Urso sul gas è stato netto. Avrebbe detto: se a Taranto la nave non la volete, ditecelo, perché a quel punto valutiamo la possibilità di fare l’impianto del preridotto altrove, magari al Nord, portandoci anche la nave. Perché, ha ribadito il ministro, l’impianto di preriduzione è assolutamente necessario, va alimentato dal gas, e l’Italia non può dipendere per questa produzione dall’acquisto dagli altri Paesi. E per Urso – che ieri ha pure annunciato che Jindal International, che ha avanzato un’offerta anche per l’ex Ilva, ha intanto comprato un’acciaieria in Slovacchia – se agli azeri di Baku Steel Company non si danno garanzie e certezze sull’approvvigionamento del gas, così come sul rilascio della nuova Aia, che è la “licenza” necessaria a produrre e a gestire gli impianti, è molto difficile che possano acquisire gli stabilimenti del gruppo e investirvi.

Ma Urso ha pure raffreddato l’ipotesi di usare per l’ex Ilva il raddoppio del gasdotto Tap, che dall’Azerbaijan arriva a Melendugno, nel Salento, dopo aver attraversato il Mare Adriatico, ipotesi che ha caldeggiato il sindaco Bitetti come alternativa alla nave. Secondo il ministro, il raddoppio del gasdotto Tap – per il quale il ministero dell’Ambiente ha escluso il ricorso alla Valutazione di impatto ambientale non essendoci problemi al riguardo – è sì un progetto in itinere, ma non si può dire quando partirà.

Urso ha detto di averne parlato l’altro ieri, nella visita in Azerbaijan, con il ministro dell’Economia, Mikayil Jabbarov, e il presidente della Repubblica, Ilham Aliyev, dopo l’inaugurazione della centrale di Ansaldo Energia. Sembra che la Banca Europea degli Investimenti (BEI) possa avere problemi a cofinanziare il raddoppio di Tap considerato che è un investimento basato sulle fonti fossili mentre la Ue si sta orientando su altre fonti, sulle rinnovabili, e soprattutto sulla sostenibilità ambientale. E allora si potrebbe magari usare il gas del giacimento lucano di Tempa Rossa, il cui petrolio è già destinato a Taranto per essere lavorato dall’Eni, ha suggerito il presidente Emiliano. Solo che la fattibilità o meno di quest’ulteriore percorso, è cosa che va verificata. Urso si è ripromesso di farlo con il ministero dell’Ambiente.

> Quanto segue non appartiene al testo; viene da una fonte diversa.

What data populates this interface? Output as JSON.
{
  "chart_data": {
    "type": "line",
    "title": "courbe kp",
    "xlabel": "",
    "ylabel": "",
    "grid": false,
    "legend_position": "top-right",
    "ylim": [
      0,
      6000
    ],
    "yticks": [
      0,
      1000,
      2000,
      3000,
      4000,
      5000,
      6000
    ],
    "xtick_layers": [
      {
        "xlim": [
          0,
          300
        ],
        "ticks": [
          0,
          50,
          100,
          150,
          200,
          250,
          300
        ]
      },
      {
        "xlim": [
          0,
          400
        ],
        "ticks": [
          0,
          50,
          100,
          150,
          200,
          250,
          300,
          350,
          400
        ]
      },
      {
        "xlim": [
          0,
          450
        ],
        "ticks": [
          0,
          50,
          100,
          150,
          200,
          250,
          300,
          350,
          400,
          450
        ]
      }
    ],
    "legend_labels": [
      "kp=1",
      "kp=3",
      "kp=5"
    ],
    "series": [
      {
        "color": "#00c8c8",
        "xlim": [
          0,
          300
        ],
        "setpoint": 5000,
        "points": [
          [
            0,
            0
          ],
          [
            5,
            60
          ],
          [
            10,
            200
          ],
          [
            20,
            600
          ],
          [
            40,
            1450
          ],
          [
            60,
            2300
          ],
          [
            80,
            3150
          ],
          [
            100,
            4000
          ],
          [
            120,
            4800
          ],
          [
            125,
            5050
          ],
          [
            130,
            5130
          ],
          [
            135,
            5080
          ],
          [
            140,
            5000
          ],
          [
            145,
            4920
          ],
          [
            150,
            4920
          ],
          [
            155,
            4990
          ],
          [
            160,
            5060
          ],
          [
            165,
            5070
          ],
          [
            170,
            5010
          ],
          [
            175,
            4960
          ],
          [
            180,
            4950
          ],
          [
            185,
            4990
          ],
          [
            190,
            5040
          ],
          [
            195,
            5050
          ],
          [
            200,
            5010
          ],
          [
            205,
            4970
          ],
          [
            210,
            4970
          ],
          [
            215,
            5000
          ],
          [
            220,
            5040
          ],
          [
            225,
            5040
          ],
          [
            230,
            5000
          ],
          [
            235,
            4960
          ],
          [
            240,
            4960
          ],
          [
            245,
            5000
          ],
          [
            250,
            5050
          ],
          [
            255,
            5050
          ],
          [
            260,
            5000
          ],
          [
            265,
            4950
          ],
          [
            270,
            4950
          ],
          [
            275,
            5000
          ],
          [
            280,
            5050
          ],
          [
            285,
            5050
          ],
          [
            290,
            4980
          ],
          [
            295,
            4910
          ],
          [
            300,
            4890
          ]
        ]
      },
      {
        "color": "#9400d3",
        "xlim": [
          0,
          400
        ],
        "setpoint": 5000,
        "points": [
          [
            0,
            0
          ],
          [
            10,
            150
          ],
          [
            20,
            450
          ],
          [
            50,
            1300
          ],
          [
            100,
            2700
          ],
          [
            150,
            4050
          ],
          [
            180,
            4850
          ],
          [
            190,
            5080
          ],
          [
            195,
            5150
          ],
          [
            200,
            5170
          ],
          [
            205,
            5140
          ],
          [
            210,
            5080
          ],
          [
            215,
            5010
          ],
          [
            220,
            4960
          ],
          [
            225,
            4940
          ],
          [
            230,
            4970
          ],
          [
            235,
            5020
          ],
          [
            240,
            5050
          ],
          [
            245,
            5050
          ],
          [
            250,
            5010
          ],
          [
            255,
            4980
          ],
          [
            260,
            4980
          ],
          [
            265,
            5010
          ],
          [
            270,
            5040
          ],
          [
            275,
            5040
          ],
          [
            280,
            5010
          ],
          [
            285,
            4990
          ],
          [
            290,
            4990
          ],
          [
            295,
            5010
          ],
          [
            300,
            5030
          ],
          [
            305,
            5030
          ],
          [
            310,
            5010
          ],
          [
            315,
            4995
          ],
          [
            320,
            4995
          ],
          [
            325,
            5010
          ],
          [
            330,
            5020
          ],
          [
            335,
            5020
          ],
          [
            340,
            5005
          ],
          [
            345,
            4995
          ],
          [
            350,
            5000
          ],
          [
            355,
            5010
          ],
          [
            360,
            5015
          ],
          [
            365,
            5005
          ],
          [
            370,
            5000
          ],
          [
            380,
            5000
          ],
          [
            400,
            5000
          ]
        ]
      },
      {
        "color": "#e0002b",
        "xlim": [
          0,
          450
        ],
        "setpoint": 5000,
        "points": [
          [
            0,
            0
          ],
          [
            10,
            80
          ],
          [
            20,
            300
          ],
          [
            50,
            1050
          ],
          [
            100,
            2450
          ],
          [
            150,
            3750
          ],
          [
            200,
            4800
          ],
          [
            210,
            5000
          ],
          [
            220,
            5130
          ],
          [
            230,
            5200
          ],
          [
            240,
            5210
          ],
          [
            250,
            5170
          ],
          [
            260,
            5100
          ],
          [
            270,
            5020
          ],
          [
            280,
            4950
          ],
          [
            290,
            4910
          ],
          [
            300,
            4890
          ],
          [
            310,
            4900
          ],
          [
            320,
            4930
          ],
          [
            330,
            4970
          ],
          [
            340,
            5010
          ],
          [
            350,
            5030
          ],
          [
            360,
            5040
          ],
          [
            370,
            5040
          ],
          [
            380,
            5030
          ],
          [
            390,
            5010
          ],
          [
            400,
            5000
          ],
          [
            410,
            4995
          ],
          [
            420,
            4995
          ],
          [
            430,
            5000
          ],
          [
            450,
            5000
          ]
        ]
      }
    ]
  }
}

Venendo alle posizioni espresse ieri, Bitetti – raccontano le fonti – è stato il più critico, riconfermando la contrarietà sui tempi al 2039, sulla piattaforma di desalinizzazione e sulla nave per il gas. Palmisano, invece, ha sollevato soprattutto il problema del dissalatore e dei relativi impatti ambientali, Spada ha rivendicato tutele sanitarie adeguate per Statte, mentre Gugliotti ha detto che se la nave deve eventualmente esserci, sia posizionata a 12 miglia dalla costa come a Piombino per non creare intralci al porto e non essere vicina alla raffineria.